Hearing the rumors is nothing new.

"It's probably going to happen again next year, too," he said.

The big number

15Underclassmen on WSU roster, the most in the nation. Harvard has 14, while Central Florida and Toledo have 13 apiece.

High-profile assistant

Jeff Hironaka joined Ken Bone's staff at Washington State knowing the coach well. He took over Bone's head coaching position at Seattle Pacific in 2002, staying until his former mentor lured him to Pullman, Wash., as an assistant.

Hironaka might be the highest-profile Asian-American basketball coach in the United States.

When Hironaka was at Seattle Pacific, the school claimed he was the only Asian-American head coach at a four-year school.

During the off-season, Hironaka told Los Angeles Japanese daily The Rafu Shimpo one reason for the lack of Asian coaches.

"As an Asian male, you're not much of a commodity, because there aren't any Asian players that are high-caliber talent," he told Rafu Shimpo.

"So you don't bring a lot to the table that way.

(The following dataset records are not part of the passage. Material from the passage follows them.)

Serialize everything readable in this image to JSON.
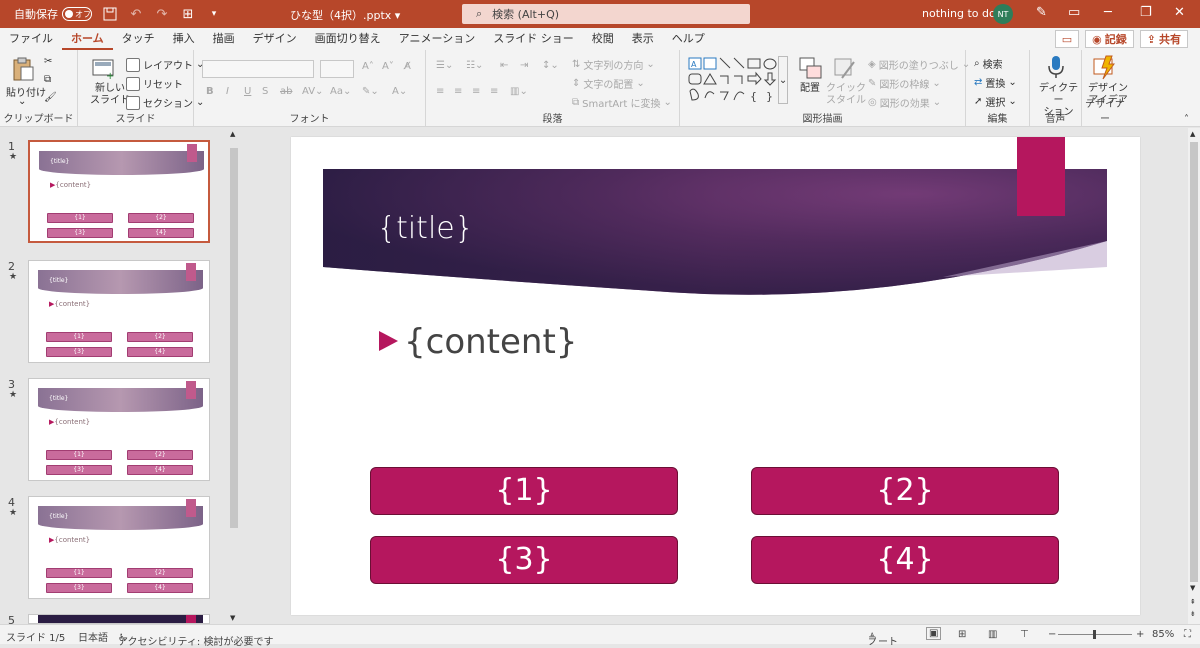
{
  "titlebar": {
    "autosave_label": "自動保存",
    "autosave_state": "オフ",
    "doc_title": "ひな型（4択）.pptx ▾",
    "search_placeholder": "検索 (Alt+Q)",
    "user_name": "nothing to do",
    "user_initials": "NT"
  },
  "menu": {
    "tabs": [
      "ファイル",
      "ホーム",
      "タッチ",
      "挿入",
      "描画",
      "デザイン",
      "画面切り替え",
      "アニメーション",
      "スライド ショー",
      "校閲",
      "表示",
      "ヘルプ"
    ],
    "active_tab": "ホーム",
    "record_label": "記録",
    "share_label": "共有"
  },
  "ribbon": {
    "clipboard": {
      "label": "クリップボード",
      "paste": "貼り付け"
    },
    "slide": {
      "label": "スライド",
      "new_slide": "新しい\nスライド",
      "layout": "レイアウト",
      "reset": "リセット",
      "section": "セクション"
    },
    "font": {
      "label": "フォント",
      "bold": "B",
      "italic": "I",
      "underline": "U",
      "strike": "S"
    },
    "paragraph": {
      "label": "段落",
      "text_direction": "文字列の方向",
      "align_text": "文字の配置",
      "smartart": "SmartArt に変換"
    },
    "drawing": {
      "label": "図形描画",
      "arrange": "配置",
      "quick_styles": "クイック\nスタイル",
      "shape_fill": "図形の塗りつぶし",
      "shape_outline": "図形の枠線",
      "shape_effects": "図形の効果"
    },
    "editing": {
      "label": "編集",
      "find": "検索",
      "replace": "置換",
      "select": "選択"
    },
    "voice": {
      "label": "音声",
      "dictate": "ディクテー\nション"
    },
    "designer": {
      "label": "デザイナー",
      "design_ideas": "デザイン\nアイデア"
    }
  },
  "thumbnails": [
    {
      "number": "1",
      "title": "{title}",
      "content": "{content}",
      "boxes": [
        "{1}",
        "{2}",
        "{3}",
        "{4}"
      ],
      "selected": true
    },
    {
      "number": "2",
      "title": "{title}",
      "content": "{content}",
      "boxes": [
        "{1}",
        "{2}",
        "{3}",
        "{4}"
      ],
      "selected": false
    },
    {
      "number": "3",
      "title": "{title}",
      "content": "{content}",
      "boxes": [
        "{1}",
        "{2}",
        "{3}",
        "{4}"
      ],
      "selected": false
    },
    {
      "number": "4",
      "title": "{title}",
      "content": "{content}",
      "boxes": [
        "{1}",
        "{2}",
        "{3}",
        "{4}"
      ],
      "selected": false
    },
    {
      "number": "5"
    }
  ],
  "slide": {
    "title": "{title}",
    "content": "{content}",
    "options": [
      "{1}",
      "{2}",
      "{3}",
      "{4}"
    ],
    "accent_color": "#b5175e"
  },
  "statusbar": {
    "slide_info": "スライド 1/5",
    "language": "日本語",
    "accessibility": "アクセシビリティ: 検討が必要です",
    "notes": "ノート",
    "zoom": "85%"
  }
}
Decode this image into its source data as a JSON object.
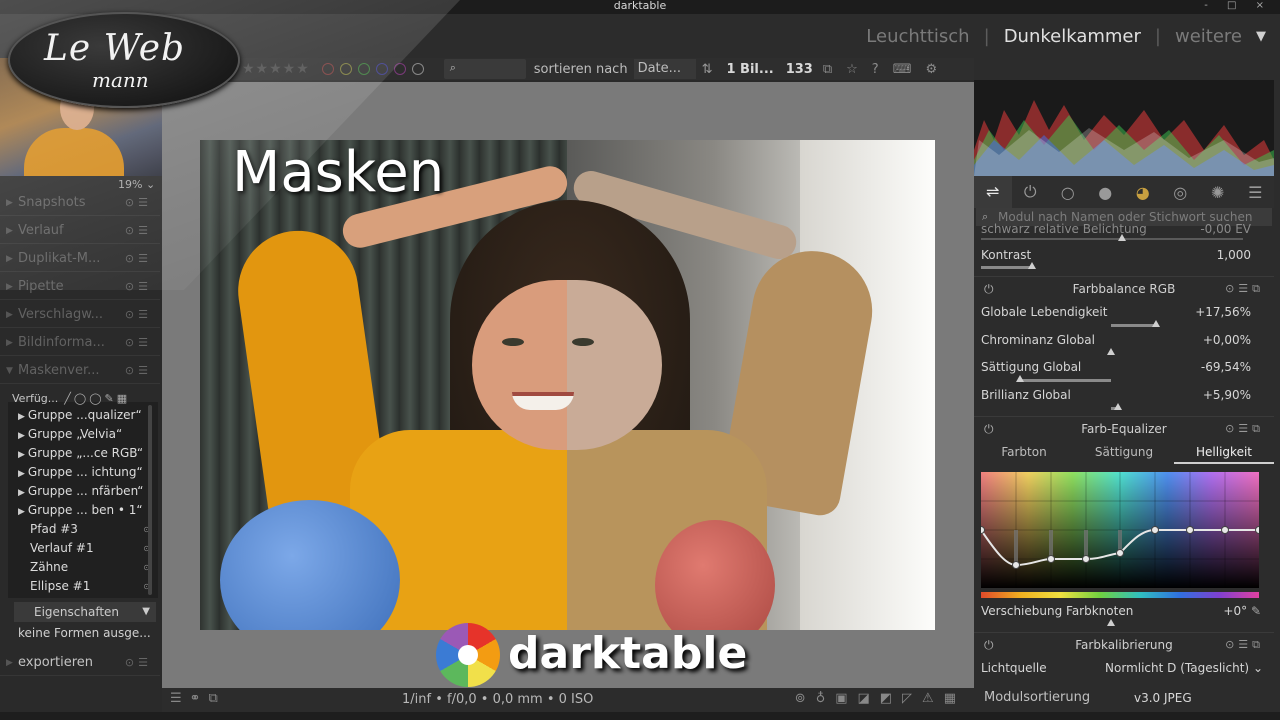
{
  "window": {
    "title": "darktable",
    "controls": "- □ ×"
  },
  "views": {
    "lighttable": "Leuchttisch",
    "darkroom": "Dunkelkammer",
    "more": "weitere",
    "sep": "|"
  },
  "toolbar": {
    "sort_label": "sortieren nach",
    "sort_value": "Date...",
    "selection": "1 Bil...",
    "count": "133"
  },
  "left": {
    "zoom": "19%",
    "modules": [
      {
        "label": "Snapshots"
      },
      {
        "label": "Verlauf"
      },
      {
        "label": "Duplikat-M..."
      },
      {
        "label": "Pipette"
      },
      {
        "label": "Verschlagw..."
      },
      {
        "label": "Bildinforma..."
      },
      {
        "label": "Maskenver..."
      }
    ],
    "mask_header": "Verfüg...",
    "mask_items": [
      {
        "label": "Gruppe ...qualizer“",
        "group": true
      },
      {
        "label": "Gruppe „Velvia“",
        "group": true
      },
      {
        "label": "Gruppe „...ce RGB“",
        "group": true
      },
      {
        "label": "Gruppe ... ichtung“",
        "group": true
      },
      {
        "label": "Gruppe ... nfärben“",
        "group": true
      },
      {
        "label": "Gruppe ... ben • 1“",
        "group": true
      },
      {
        "label": "Pfad #3",
        "group": false
      },
      {
        "label": "Verlauf #1",
        "group": false
      },
      {
        "label": "Zähne",
        "group": false
      },
      {
        "label": "Ellipse #1",
        "group": false
      }
    ],
    "properties": "Eigenschaften",
    "no_shapes": "keine Formen ausge...",
    "export": "exportieren"
  },
  "center": {
    "overlay_title": "Masken",
    "brand": "darktable",
    "logo_top": "Le Web",
    "logo_bottom": "mann"
  },
  "bottombar": {
    "exif": "1/inf • f/0,0 • 0,0 mm • 0 ISO"
  },
  "right": {
    "search_placeholder": "Modul nach Namen oder Stichwort suchen",
    "partial_row": {
      "label": "schwarz relative Belichtung",
      "value": "-0,00 EV"
    },
    "contrast": {
      "label": "Kontrast",
      "value": "1,000"
    },
    "farbbalance": {
      "title": "Farbbalance RGB",
      "rows": [
        {
          "label": "Globale Lebendigkeit",
          "value": "+17,56%"
        },
        {
          "label": "Chrominanz Global",
          "value": "+0,00%"
        },
        {
          "label": "Sättigung Global",
          "value": "-69,54%"
        },
        {
          "label": "Brillianz Global",
          "value": "+5,90%"
        }
      ]
    },
    "equalizer": {
      "title": "Farb-Equalizer",
      "tabs": [
        "Farbton",
        "Sättigung",
        "Helligkeit"
      ],
      "shift_label": "Verschiebung Farbknoten",
      "shift_value": "+0°"
    },
    "calibration": {
      "title": "Farbkalibrierung",
      "light_label": "Lichtquelle",
      "light_value": "Normlicht D (Tageslicht)"
    },
    "module_order": "Modulsortierung",
    "module_order_value": "v3.0 JPEG"
  }
}
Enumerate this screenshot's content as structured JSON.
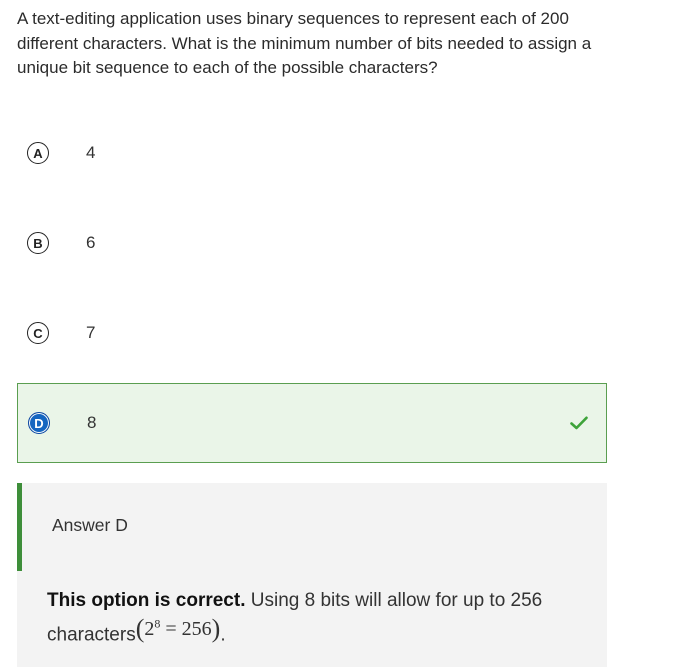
{
  "question": {
    "text": "A text-editing application uses binary sequences to represent each of 200 different characters. What is the minimum number of bits needed to assign a unique bit sequence to each of the possible characters?"
  },
  "options": [
    {
      "letter": "A",
      "value": "4"
    },
    {
      "letter": "B",
      "value": "6"
    },
    {
      "letter": "C",
      "value": "7"
    },
    {
      "letter": "D",
      "value": "8"
    }
  ],
  "selected_option": "D",
  "check_icon": "checkmark-icon",
  "colors": {
    "correct_bg": "#eaf5e8",
    "correct_border": "#5a9e50",
    "badge_selected": "#1565c0",
    "check": "#3ea33a",
    "explain_bg": "#f3f3f3",
    "explain_bar": "#3e8e3a"
  },
  "explanation": {
    "answer_label": "Answer D",
    "lead": "This option is correct.",
    "text_1": "Using 8 bits will allow for up to 256",
    "text_2": "characters",
    "math_base": "2",
    "math_exp": "8",
    "math_rest": "= 256",
    "math_open": "(",
    "math_close": ")",
    "end": "."
  }
}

"If you look at the coaches in the NCAA, you've got a lot of African-American players, so you need African-American coaches or assistants, because you need someone on the staff who can identify with the players you're recruiting."

Quiet

We can't say we've ever seen an Arizona Wildcats game start with so few people in the student section end of McKale Center.

The reason - school is out, and students don't return until Monday.

In years past, however, townies have happily filled the section, even if they left the upper deck spotty.

Friday night, the section was maybe a quarter full until tip-off, when fans with worse seats seemed to sneak down and fill in most of the lower bowl.

Attendance was announced at 12,758.

Consider us skeptical.

By the numbers

6-0Ken Bone started the season 6-0, the fifth-best start by any first-year Pac-10 coach since World War II.

Learning from a mistake

Washington State coach Ken Bone had one thought when DeAngelo Casto made a shot with 0.1 of a second left to take the lead Friday.

"Stay off the court," he said. "Stay off the court."

Against Oregon last week, Casto made a shot with 0.3 remaining to take a lead at the end of the first overtime. WSU bench players stepped onto the floor, and were assessed a technical foul. Oregon made two foul shots and won in the second overtime.

"We've been there," Bone said. "When you have a game taken away from you, you learn."

Grove of lefties

For the second straight season, the Cougars have five left-handed players on their team.

Anthony Brown, Marcus Capers, Nikola Koprivica, Abe Lodwick and Brock Motum are all southpaws.

Before Brown and Motum arrived, Taylor Rochestie and Nick Witherill represented the lefties on last year's team.

Former coach Tony Bennett, who was left-handed, joked he wanted to win a national title with an all-southpaw team.

He'll have to try at Virginia.

Scouting for the Kings

Former NBA guard Bobby Jackson attended Friday night's game as a scout for the Sacramento Kings.

Jackson retired in October after 12 seasons in the NBA, six with the Kings.

He was named a Kings "ambassador," in addition to a scout. He averaged 9.7 points per game, appearing in the playoffs eight times.